Certificats de navire prêt à charger
  •  (1) Le présent article s’applique à l’égard des bâtiments qui chargent des concentrés en vue de leur exportation vers un endroit qui est hors des limites d’un voyage en eaux internes.

  • (2) Il est interdit à tout bâtiment dans les eaux canadiennes de charger des concentrés sauf en conformité avec un certificat de navire prêt à charger délivré au bâtiment par le ministre ou, dans le cas du port de Québec, par le gardien de port du havre de Québec.
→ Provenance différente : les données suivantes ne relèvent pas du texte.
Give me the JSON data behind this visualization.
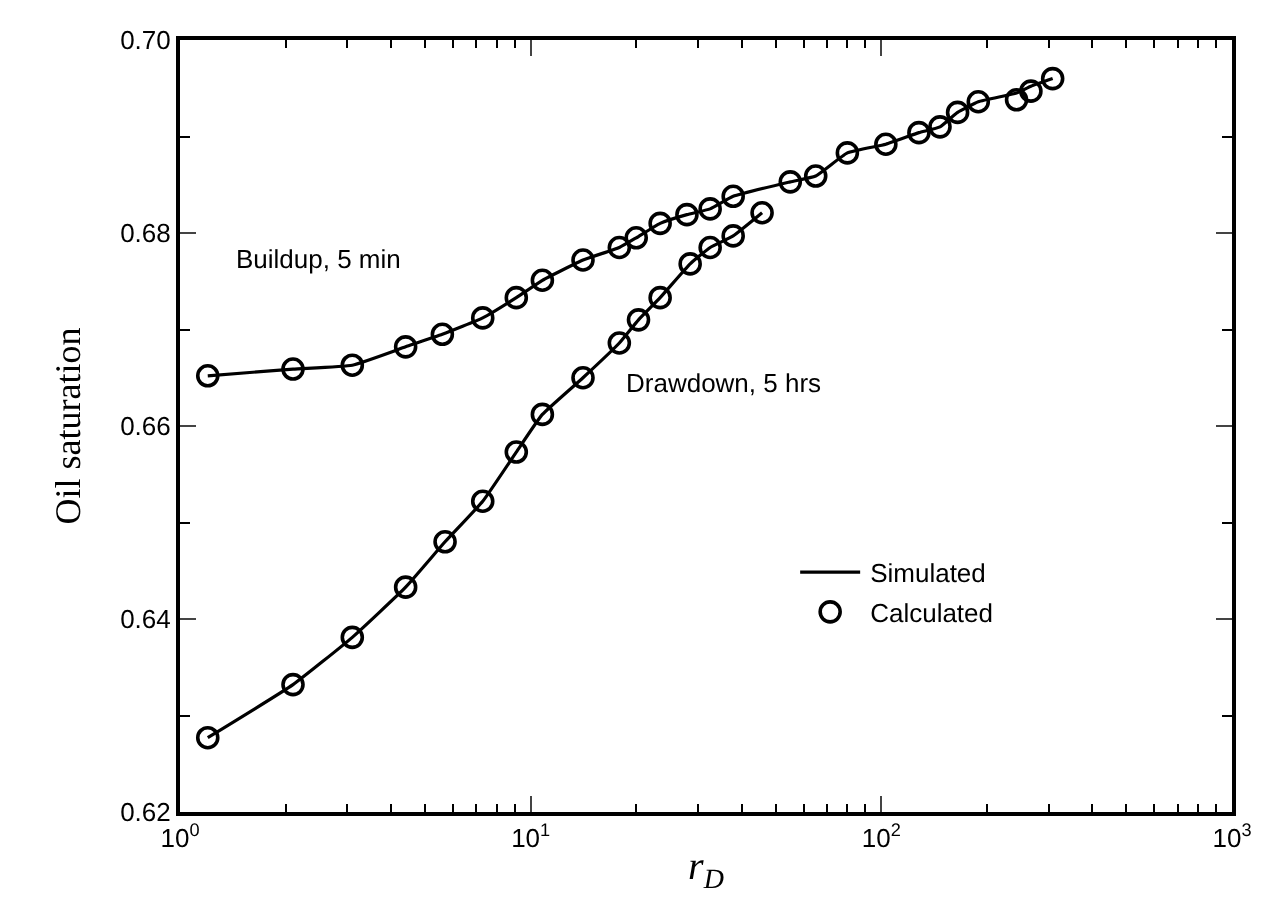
{
  "chart_data": {
    "type": "scatter",
    "xlabel": "r$_{D}$",
    "ylabel": "Oil saturation",
    "log": "x",
    "xlim": [
      1,
      1000
    ],
    "xticks": [
      {
        "value": 1,
        "label": "10$^{0}$"
      },
      {
        "value": 10,
        "label": "10$^{1}$"
      },
      {
        "value": 100,
        "label": "10$^{2}$"
      },
      {
        "value": 1000,
        "label": "10$^{3}$"
      }
    ],
    "ylim": [
      0.62,
      0.7
    ],
    "yticks": [
      {
        "value": 0.62,
        "label": "0.62"
      },
      {
        "value": 0.64,
        "label": "0.64"
      },
      {
        "value": 0.66,
        "label": "0.66"
      },
      {
        "value": 0.68,
        "label": "0.68"
      },
      {
        "value": 0.7,
        "label": "0.70"
      }
    ],
    "legend": "bottom right",
    "series": [
      {
        "name": "Simulated",
        "type": "line",
        "color": "#000000",
        "line_style": "solid",
        "marker": "none",
        "x": [
          1.2,
          2.1,
          3.1,
          4.4,
          5.6,
          7.3,
          9.1,
          10.8,
          14.1,
          17.9,
          20,
          23.4,
          27.9,
          32.5,
          37.8,
          55,
          65,
          80,
          103,
          128,
          147,
          165,
          189,
          243,
          267,
          308
        ],
        "values": [
          0.6652,
          0.6659,
          0.6663,
          0.6682,
          0.6695,
          0.6712,
          0.6733,
          0.6751,
          0.6772,
          0.6785,
          0.6795,
          0.681,
          0.6819,
          0.6825,
          0.6838,
          0.6853,
          0.6859,
          0.6883,
          0.6892,
          0.6904,
          0.691,
          0.6925,
          0.6936,
          0.6945,
          0.6952,
          0.696
        ]
      },
      {
        "type": "line",
        "color": "#000000",
        "line_style": "solid",
        "marker": "none",
        "x": [
          1.2,
          2.1,
          3.1,
          4.4,
          5.7,
          7.3,
          9.1,
          10.8,
          14.1,
          17.9,
          20.3,
          23.4,
          28.5,
          32.5,
          37.8,
          45.7
        ],
        "values": [
          0.6277,
          0.6332,
          0.6381,
          0.6433,
          0.648,
          0.6522,
          0.6573,
          0.6612,
          0.665,
          0.6686,
          0.671,
          0.6733,
          0.6768,
          0.6785,
          0.6797,
          0.6821
        ]
      },
      {
        "name": "Calculated",
        "color": "#000000",
        "marker": "circle",
        "x": [
          1.2,
          2.1,
          3.1,
          4.4,
          5.6,
          7.3,
          9.1,
          10.8,
          14.1,
          17.9,
          20,
          23.4,
          27.9,
          32.5,
          37.8
        ],
        "values": [
          0.6652,
          0.6659,
          0.6663,
          0.6682,
          0.6695,
          0.6712,
          0.6733,
          0.6751,
          0.6772,
          0.6785,
          0.6795,
          0.681,
          0.6819,
          0.6825,
          0.6838
        ]
      },
      {
        "color": "#000000",
        "marker": "circle",
        "x": [
          1.2,
          2.1,
          3.1,
          4.4,
          5.7,
          7.3,
          9.1,
          10.8,
          14.1,
          17.9,
          20.3,
          23.4,
          28.5,
          32.5,
          37.8,
          45.7,
          55,
          65,
          80,
          103,
          128,
          147,
          165,
          189,
          243,
          267,
          308
        ],
        "values": [
          0.6277,
          0.6332,
          0.6381,
          0.6433,
          0.648,
          0.6522,
          0.6573,
          0.6612,
          0.665,
          0.6686,
          0.671,
          0.6733,
          0.6768,
          0.6785,
          0.6797,
          0.6821,
          0.6853,
          0.6859,
          0.6883,
          0.6892,
          0.6904,
          0.691,
          0.6925,
          0.6936,
          0.6938,
          0.6947,
          0.696
        ]
      }
    ],
    "annotations": [
      "Buildup, 5 min",
      "Drawdown, 5 hrs"
    ]
  }
}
  • (3) Le ministre délivre, sur demande, un certificat de navire prêt à charger à un bâtiment si les conditions suivantes sont réunies :

    • a) les exigences des règles 2, 6, 7.2 et 7.3 du chapitre VI de SOLAS sont respectées;

    • b) les exigences du Code IMSBC applicables avant le chargement sont respectées;

    • c) les documents visés au paragraphe 115(3) sont à bord;

    • d) le capitaine du bâtiment connaît les risques qui peuvent survenir par suite de l’oxydation des concentrés;

    • e) le bâtiment est en état de transporter des concentrés dans les cales où ils seront chargés.

  • (4) Pour assurer le respect des articles 108, 109, 115 et 118, le ministre peut préciser les conditions suivantes sur le certificat de navire prêt à charger :

    • a) le type de concentrés qui peuvent être chargés;

    • b) les cales dans lesquelles les concentrés peuvent être chargés;

    • c) la façon dont les concentrés doivent être répartis pour éviter un effort excessif sur la structure du bâtiment dans des conditions normales de chargement;

    • d) le coefficient d’arrimage utilisé pour calculer la stabilité des concentrés;

    • e) le trimage et le nivelage exigés.

  • (5) S’il inspecte un bâtiment pour établir si les exigences de délivrance du certificat de navire prêt à charger ont été respectées et qu’il conclut que certaines ne l’ont pas été, le ministre remet au capitaine une déclaration écrite indiquant ces exigences.